Now for my controversial musical take. Many fans do not like that a fully lyricized song (performed by Ed Sheeran) was used as the End Credits track in this game.
It is not at all the style of Pokémon as we've known it for the last twenty-five years. That is, until this exact year. Pokémon has collaborated with many artists for the 25th anniversary of the franchise to bring the world of Pokémon into our real lives. If our favorite artists are part of our Pokémon journeys, it makes it that much more personal to us. This song, following an amazing culmination of storylines and a beautiful conclusion of perseverance, loss, loyalty, and friendship, well I'll admit it. It made me tear up. For those who don't like pop music, fine. It's not your thing. To say it doesn't fit here is just a falsity, though. A strong vocalist delivering a song about immorally conjoined hearts is completely appropriate following the final cutscene of this game.

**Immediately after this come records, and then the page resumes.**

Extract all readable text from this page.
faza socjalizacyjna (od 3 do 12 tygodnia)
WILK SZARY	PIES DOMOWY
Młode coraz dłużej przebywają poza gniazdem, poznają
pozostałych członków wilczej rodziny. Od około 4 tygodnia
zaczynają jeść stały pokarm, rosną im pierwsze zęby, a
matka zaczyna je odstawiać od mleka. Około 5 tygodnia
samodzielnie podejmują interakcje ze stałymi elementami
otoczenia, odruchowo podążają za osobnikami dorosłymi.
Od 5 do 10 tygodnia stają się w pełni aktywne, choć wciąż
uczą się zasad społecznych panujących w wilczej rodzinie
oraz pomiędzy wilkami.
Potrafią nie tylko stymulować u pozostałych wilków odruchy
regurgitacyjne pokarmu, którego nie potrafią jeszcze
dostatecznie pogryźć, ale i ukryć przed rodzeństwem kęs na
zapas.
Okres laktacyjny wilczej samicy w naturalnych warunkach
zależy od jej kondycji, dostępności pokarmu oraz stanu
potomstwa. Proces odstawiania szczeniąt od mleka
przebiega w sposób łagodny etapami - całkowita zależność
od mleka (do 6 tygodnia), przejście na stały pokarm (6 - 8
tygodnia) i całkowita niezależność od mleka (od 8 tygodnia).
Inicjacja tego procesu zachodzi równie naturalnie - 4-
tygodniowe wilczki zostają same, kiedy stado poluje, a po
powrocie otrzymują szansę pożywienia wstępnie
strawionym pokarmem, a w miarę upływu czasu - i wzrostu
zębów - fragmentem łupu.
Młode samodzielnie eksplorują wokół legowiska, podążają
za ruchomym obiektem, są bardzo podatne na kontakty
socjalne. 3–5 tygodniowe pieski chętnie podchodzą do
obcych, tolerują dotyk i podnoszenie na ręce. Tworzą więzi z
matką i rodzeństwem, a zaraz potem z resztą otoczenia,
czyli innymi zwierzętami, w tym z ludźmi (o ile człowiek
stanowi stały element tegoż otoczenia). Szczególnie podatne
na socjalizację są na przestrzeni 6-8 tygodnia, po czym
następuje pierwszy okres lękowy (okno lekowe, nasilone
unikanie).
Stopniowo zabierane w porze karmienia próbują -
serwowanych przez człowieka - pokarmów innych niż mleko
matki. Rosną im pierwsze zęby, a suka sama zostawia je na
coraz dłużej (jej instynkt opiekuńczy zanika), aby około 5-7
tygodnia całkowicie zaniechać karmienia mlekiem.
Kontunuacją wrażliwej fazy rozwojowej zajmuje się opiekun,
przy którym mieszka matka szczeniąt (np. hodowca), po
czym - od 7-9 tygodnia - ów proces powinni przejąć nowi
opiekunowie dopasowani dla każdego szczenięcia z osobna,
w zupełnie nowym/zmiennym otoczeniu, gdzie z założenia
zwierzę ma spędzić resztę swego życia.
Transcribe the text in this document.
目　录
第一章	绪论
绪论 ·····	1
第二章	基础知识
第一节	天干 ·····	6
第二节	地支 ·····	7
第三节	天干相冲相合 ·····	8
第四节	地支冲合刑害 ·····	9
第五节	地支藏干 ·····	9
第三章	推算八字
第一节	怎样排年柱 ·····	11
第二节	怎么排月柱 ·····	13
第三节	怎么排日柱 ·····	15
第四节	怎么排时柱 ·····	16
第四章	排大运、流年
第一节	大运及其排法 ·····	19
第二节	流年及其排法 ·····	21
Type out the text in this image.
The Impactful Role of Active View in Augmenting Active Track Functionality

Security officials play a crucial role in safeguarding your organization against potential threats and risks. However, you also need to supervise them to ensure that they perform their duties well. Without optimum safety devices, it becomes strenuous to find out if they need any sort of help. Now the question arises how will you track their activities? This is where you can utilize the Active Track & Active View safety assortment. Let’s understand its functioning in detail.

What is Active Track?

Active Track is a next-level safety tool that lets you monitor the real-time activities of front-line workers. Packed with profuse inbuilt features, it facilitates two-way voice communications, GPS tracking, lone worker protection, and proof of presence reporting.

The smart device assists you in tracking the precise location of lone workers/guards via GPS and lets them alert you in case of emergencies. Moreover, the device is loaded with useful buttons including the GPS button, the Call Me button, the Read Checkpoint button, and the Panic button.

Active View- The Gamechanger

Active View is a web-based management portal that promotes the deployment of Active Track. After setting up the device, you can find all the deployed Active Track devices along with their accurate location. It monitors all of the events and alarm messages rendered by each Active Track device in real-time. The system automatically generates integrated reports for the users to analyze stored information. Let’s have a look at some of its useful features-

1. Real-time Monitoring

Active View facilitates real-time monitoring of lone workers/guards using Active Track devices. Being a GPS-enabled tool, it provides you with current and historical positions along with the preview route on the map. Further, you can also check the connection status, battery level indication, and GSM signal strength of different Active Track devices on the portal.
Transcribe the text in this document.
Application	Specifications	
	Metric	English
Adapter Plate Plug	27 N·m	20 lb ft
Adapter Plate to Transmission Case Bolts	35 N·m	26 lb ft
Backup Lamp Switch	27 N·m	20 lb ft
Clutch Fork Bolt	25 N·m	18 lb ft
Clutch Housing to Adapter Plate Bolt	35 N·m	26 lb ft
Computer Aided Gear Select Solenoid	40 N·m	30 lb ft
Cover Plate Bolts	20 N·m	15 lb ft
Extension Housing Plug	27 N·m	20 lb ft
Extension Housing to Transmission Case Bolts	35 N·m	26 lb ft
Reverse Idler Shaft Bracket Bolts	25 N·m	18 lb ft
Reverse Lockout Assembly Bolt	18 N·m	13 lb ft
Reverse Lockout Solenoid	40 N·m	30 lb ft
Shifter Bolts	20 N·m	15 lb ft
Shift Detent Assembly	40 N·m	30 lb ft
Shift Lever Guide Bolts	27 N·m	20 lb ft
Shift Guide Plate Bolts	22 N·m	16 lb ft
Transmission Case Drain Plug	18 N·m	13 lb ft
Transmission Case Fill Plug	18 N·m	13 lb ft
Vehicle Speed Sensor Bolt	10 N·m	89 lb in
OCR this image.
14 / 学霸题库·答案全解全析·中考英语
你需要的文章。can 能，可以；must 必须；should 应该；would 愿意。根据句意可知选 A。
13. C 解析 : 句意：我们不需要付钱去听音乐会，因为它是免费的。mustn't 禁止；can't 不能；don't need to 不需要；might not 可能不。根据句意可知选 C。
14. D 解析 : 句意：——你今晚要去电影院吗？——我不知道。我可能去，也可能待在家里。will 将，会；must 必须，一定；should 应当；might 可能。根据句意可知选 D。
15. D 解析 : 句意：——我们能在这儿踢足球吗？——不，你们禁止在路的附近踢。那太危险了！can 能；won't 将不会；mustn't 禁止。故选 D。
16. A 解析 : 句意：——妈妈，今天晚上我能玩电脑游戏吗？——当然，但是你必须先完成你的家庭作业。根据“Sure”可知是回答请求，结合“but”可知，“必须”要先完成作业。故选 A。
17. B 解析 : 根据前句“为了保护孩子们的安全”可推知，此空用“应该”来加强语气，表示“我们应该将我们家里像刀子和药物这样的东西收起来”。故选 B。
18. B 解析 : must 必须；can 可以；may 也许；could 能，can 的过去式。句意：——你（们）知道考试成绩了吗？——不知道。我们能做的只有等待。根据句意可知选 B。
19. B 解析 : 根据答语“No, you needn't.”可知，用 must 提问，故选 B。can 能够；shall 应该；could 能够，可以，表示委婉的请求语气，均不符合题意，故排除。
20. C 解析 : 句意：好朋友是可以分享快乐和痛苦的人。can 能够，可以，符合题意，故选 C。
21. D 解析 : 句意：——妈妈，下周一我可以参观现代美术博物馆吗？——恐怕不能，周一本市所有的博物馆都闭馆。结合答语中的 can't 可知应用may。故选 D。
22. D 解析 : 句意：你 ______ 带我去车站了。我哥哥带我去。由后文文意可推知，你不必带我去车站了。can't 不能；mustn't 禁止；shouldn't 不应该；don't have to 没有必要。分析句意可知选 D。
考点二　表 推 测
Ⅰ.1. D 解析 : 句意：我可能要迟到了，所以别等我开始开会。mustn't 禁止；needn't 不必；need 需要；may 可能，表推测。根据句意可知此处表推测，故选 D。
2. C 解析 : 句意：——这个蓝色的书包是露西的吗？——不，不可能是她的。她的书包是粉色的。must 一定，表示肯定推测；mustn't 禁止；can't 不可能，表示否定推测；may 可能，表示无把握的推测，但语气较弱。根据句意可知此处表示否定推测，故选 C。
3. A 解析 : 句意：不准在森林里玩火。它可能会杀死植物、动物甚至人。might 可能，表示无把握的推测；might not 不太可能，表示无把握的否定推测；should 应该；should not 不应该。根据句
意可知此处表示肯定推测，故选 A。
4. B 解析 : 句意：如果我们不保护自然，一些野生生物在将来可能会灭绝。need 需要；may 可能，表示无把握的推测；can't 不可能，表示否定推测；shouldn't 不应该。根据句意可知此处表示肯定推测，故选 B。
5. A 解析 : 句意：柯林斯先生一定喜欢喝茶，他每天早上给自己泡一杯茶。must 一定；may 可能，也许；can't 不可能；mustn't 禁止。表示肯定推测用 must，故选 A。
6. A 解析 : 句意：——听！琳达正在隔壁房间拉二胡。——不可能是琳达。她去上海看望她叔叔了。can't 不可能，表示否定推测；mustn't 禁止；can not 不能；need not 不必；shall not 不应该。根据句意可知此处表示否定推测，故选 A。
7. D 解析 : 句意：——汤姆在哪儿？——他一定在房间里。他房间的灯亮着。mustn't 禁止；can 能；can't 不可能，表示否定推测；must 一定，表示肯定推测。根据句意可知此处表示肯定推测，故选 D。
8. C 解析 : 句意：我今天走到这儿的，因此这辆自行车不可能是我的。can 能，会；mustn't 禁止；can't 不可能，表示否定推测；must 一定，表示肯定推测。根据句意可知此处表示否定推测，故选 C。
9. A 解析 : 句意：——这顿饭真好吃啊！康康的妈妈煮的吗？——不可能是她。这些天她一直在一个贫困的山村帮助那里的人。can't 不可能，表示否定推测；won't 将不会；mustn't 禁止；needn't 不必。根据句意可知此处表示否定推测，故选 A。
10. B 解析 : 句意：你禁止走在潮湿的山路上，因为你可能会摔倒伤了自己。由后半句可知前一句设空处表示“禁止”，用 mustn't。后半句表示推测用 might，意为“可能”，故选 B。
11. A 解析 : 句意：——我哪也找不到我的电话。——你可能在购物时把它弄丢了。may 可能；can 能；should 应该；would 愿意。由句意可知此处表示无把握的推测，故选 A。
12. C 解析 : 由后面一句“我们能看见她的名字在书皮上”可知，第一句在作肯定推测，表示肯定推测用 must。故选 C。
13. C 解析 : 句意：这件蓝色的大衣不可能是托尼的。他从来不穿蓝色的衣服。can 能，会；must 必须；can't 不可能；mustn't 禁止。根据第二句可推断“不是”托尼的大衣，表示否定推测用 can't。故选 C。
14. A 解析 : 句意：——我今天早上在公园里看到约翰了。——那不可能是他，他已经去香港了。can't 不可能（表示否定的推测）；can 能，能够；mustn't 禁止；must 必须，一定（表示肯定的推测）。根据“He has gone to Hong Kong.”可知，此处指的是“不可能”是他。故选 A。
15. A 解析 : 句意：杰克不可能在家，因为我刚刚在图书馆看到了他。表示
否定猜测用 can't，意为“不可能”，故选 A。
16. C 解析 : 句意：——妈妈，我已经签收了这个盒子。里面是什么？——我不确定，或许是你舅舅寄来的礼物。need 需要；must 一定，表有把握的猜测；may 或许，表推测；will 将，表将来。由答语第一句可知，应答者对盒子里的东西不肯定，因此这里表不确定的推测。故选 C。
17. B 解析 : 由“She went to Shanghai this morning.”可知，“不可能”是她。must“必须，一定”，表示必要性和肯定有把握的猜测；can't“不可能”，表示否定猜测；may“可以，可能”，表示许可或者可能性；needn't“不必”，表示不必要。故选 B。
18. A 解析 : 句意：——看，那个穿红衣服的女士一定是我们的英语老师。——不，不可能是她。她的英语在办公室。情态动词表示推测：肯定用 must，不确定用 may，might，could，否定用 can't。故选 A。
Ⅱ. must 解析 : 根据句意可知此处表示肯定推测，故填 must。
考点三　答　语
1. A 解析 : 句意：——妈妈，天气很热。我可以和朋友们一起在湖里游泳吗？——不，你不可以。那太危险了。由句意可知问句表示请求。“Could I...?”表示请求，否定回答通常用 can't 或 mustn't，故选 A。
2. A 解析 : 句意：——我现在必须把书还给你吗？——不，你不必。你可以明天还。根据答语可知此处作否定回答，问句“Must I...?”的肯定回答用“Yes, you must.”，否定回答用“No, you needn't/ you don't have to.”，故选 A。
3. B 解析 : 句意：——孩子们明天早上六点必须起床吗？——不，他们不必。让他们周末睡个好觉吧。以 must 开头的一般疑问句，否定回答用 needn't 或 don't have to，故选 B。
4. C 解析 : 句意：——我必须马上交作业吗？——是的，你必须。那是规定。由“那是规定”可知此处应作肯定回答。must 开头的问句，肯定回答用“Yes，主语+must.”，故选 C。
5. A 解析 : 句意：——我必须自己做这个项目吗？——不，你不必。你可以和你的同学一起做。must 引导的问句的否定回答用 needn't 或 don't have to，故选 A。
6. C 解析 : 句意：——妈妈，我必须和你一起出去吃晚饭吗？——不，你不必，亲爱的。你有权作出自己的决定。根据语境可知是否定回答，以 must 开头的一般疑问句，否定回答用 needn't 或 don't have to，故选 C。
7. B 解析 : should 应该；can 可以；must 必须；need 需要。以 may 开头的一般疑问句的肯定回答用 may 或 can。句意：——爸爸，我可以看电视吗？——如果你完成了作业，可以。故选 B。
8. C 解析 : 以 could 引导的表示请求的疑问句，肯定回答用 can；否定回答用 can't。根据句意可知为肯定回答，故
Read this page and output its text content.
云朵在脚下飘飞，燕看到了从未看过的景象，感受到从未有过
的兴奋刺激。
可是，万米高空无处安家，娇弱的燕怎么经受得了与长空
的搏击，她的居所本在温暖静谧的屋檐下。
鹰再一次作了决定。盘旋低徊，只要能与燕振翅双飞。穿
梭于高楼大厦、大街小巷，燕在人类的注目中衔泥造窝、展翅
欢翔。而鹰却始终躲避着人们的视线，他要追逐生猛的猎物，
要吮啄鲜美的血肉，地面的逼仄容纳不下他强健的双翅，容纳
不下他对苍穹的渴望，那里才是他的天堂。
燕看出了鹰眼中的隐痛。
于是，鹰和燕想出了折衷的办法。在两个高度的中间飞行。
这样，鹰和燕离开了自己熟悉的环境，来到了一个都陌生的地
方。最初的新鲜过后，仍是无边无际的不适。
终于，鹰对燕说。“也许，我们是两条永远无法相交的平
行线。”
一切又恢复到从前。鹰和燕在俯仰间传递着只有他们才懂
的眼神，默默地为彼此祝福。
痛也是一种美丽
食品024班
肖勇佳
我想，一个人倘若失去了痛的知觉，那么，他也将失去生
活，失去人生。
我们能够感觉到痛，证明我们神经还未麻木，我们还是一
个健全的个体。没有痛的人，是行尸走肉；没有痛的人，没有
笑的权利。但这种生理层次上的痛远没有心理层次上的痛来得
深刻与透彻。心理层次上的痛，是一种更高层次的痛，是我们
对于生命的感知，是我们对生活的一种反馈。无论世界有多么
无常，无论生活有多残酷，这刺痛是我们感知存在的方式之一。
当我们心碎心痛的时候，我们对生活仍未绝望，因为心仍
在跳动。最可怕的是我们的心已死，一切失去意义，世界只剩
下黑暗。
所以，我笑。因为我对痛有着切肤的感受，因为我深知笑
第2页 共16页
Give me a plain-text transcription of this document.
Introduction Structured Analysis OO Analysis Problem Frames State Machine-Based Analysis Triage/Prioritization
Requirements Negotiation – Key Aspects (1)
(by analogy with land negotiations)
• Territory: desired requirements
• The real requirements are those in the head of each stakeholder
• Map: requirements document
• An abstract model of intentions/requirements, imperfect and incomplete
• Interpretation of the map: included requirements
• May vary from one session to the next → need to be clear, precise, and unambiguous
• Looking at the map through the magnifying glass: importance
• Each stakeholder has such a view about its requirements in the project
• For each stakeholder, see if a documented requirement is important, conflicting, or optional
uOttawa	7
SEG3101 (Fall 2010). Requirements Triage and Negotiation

Pokémon Scarlet and Violet – 8/10
While it would've been nice to be more immersed in the world with slightly more fleshed-out environments and better visuals, there is so much done right in this game that warrants it being a successful step in the series, and a game well worth playing for almost any switch owner. It has gameplay elements that gamers love, a story that both Pokémon fans and new players can connect with, and world-building worthy of our nostalgic hearts to adore. While more refreshing than nostalgic, it doesn't give reasons for long-time players to get anxious about new mechanics, nor does it give reasons for new players to fear the unknown. Pokémon Scarlet and Violet give us a chance to start anew in the Pokémon community without taking away the Pokémon world we know and love.